As BWW reported earlier today, legendary folk singer Pete Seeger, whose career spanned eight decades, has died at the age of 94. His grandson Kitama Cahill Jackson told CNN that the singer died of natural causes at New York Presbyterian Hospital Monday evening after six days in the hospital.
Today, The Recording Academy issued the following statement on the passing of the iconic singer:
Tuesday, Jan. 28, 2014
Three-time GRAMMY winner and Recording Academy Lifetime Achievement Award recipient Pete Seeger was a living history of America's music and conscience. A singer, songwriter, and social activist, he played a major role in the revival of folk music in the late 1950s. His iconic songs - such as "We Shall Overcome, "Turn, Turn, Turn," "Where Have All The Flowers Gone," "If I Had A Hammer," and "This Land Is Your Land" - became the soundtrack of '60s protest movement, helping to build a sense of community and capturing the heart and soul of our nation.For eight decades, he actively confronted injustice in the United States, and used the transformative power of his songs to inspire action. Our music community and our country have lost a National Treasure, and we will continue to honor his memory every time we sing one of his many anthemic songs. Our deepest sympathies go out to his family, his friends, and all of the musicians who pay tribute to and continue his legacy every day.
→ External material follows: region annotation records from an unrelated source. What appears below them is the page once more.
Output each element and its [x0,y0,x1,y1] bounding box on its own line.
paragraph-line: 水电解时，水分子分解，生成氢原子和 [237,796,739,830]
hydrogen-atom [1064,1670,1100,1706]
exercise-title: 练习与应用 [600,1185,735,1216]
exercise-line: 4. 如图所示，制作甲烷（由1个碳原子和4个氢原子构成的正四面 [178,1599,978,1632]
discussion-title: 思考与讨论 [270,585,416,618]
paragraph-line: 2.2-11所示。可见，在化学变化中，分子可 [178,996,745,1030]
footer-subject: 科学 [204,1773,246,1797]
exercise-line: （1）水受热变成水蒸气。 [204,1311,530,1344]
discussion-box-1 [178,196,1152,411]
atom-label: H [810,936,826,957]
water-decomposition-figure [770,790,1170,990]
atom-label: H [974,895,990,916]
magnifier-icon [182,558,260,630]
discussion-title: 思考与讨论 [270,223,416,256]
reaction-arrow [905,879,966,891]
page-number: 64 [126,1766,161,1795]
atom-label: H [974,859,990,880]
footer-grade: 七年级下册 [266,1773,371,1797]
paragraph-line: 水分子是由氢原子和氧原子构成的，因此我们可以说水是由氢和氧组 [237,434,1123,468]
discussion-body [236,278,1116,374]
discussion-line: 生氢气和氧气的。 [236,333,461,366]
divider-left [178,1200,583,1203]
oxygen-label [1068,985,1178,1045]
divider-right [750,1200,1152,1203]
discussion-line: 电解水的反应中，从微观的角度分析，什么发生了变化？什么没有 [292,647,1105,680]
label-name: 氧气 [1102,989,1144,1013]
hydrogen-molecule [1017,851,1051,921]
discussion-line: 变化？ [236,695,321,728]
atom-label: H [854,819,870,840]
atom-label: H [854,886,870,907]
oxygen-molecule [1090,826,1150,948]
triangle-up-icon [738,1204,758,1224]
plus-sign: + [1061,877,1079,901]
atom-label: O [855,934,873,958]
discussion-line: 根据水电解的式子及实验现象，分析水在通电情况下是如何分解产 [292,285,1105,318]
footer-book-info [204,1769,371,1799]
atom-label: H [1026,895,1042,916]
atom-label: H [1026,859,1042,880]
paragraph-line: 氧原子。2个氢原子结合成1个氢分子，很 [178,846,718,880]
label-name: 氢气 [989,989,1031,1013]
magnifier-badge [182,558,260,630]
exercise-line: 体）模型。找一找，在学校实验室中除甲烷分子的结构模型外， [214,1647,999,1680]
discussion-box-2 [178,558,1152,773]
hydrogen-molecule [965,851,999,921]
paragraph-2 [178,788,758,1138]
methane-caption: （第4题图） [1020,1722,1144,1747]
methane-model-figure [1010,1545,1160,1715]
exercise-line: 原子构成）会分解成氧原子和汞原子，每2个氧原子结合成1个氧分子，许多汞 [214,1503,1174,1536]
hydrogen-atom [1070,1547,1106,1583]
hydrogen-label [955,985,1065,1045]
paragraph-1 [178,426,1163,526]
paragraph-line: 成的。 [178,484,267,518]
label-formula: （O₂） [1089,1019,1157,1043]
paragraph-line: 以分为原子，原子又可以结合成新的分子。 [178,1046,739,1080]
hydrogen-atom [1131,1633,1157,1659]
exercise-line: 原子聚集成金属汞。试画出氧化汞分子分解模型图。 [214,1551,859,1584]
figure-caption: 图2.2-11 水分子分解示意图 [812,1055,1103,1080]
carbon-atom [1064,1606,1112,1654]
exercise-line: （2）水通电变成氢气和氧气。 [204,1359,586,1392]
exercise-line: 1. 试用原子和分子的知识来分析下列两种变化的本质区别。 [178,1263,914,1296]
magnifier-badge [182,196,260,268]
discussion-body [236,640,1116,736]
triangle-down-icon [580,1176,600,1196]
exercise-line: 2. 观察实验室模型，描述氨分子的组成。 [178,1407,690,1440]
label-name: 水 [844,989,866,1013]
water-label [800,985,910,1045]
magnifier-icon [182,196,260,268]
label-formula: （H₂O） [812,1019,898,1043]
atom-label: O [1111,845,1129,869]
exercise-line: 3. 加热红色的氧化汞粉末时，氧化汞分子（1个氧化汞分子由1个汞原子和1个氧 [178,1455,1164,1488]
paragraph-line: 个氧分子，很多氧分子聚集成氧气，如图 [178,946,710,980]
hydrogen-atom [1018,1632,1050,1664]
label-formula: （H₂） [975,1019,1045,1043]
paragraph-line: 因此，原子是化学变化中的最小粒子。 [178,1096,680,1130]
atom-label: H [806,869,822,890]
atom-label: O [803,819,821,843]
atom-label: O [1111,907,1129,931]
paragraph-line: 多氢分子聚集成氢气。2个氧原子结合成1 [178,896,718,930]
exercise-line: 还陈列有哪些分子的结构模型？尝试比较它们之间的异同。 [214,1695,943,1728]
Seeger was one of the folksingers most responsible for popularizing the spiritual "We Shall Overcome" (also recorded by Joan Baez and many other singer-activists) that became the acknowledged anthem of the 1960s American Civil Rights Movement, soon after folk singer and activist Guy Carawan introduced it at the founding meeting of the Student Nonviolent Coordinating Committee (SNCC) in 1960. In the PBS American Masters episode "Pete Seeger: The Power of Song", Seeger stated it was he who changed the lyric from the traditional "We will overcome" to the more singable "We shall overcome".